A Sweet Spot in Commodities

It has been a rough start for commodities in 2015 with only six (natural gas, aluminum, lead, sugar, gold and silver) posting gains so far. At our commodities seminar in London last Sept, our speakers agreed picking a winner in this environment is diificult. However, it looks like one of our panelists may have done the job and picked “long sugar” as his best guess.

It is possible he based his guess on fundamentals that indicate rebalancing is often a source of return in commodity investing  where mean reversion works by capturing systematic opportunities.  In 2014, sugar lost 30.9% with a peak to trough drawdown from March through Dec., ending the year with a 1.8% weight in the world-production weighted S&P GSCI.

As of the close yesterday, Jan. 21, 2015, sugar’s weight had increased to 2.2% (18.7% growth) with a YTD return of 9.64%. It is the best month for sugar since Feb. 2014 and the last time we saw a January this sweet for sugar was in 2010 when it posted an 11.0% gain.

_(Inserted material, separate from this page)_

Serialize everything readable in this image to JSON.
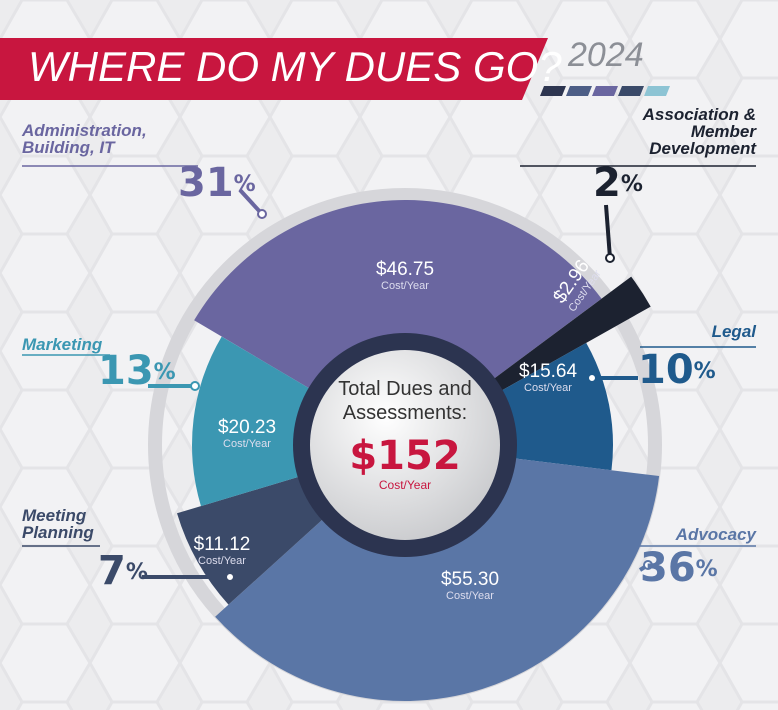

Source: S&P Dow Jones Indices. Past performance is not an indication of future results.

Source: S&P Dow Jones Indices. Past performance is not an indication of future results.

According to a Reuter’s article, sugar is rising after the Brazilian government restored a fuel tax on gasoline and diesel that is likely to encourage Brazil to produce more ethanol biofuel from sugar. It has also been reported that India is considering higher subsidies for raw sugar exports to cut large stockpiles.

It is possible these interventions may be what sweetens sugar’s term structure given there hasn’t been significant shortages indicated by backwardation (adding more than 1% to the excess return) since June 2012.

Source: S&P Dow Jones Indices. Past performance is not an indication of future results.

Source: S&P Dow Jones Indices. Past performance is not an indication of future results.

The posts on this blog are opinions, not advice. Please read our disclaimers.